What this says for democracy in regards to ‘average citizens’ is that it can only improve their knowledge, and thus their engagement in voting. People now can find many sources that are willing to catear to their learning style. With options such as online videos, news paper articles, and blogs people can now look up and find information on whatever issues their looking for. I believe that more knowledge only has positive implications for democracy.
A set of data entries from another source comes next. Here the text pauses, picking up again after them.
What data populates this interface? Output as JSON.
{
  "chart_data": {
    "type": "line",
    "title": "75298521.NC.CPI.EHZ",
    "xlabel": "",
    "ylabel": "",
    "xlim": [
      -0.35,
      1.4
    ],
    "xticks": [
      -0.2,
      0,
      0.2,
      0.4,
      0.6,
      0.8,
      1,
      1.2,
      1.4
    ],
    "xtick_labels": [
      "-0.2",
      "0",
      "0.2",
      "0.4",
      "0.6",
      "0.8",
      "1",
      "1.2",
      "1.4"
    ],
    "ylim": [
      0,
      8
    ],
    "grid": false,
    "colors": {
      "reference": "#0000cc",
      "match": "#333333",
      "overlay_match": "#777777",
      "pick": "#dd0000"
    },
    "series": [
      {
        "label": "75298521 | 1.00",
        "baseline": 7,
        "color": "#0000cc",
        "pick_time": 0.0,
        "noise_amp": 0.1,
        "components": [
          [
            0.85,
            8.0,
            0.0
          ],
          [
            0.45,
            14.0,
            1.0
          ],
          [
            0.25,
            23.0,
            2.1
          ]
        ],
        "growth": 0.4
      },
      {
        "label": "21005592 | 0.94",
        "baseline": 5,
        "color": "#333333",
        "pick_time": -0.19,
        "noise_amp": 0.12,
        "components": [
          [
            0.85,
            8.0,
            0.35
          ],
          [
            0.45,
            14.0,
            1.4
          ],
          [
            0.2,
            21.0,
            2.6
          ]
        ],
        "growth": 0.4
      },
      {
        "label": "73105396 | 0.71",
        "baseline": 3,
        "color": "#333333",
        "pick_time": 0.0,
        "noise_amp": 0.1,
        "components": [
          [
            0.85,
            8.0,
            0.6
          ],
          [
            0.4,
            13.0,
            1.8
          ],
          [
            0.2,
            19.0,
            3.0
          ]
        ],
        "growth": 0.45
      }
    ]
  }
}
On the other hand, online politics for those who are ‘a little less than extraordinary’ such as politicians, and political commentators are are not the same as politics in ‘real life’. Politicians may use twitter twenty times a day, but that does not mean that they are not required to go to the floor and vote on an issue. Also for political commentators, people may read their blog religiously, but they have no way of getting mass appeal from the internet alone. The only way in todays politics to get a large amount of attention and notary is by having a spot on a tv show, or a well respected column in a newspaper. The online politics in has less of an impact on people more directly involved in politics and law making. If the government was to go to completely ‘online’ mediums, than your right to democracy would be dependent on computer access (which would discriminate all those who, for a variety of reasons do not have access to such amenities).

Overall being involved in politics online is great for those who are not directly involved, and for those who have a direct relation to politics and the democratic system, online politics can only offer them another form of media and outreach to the public.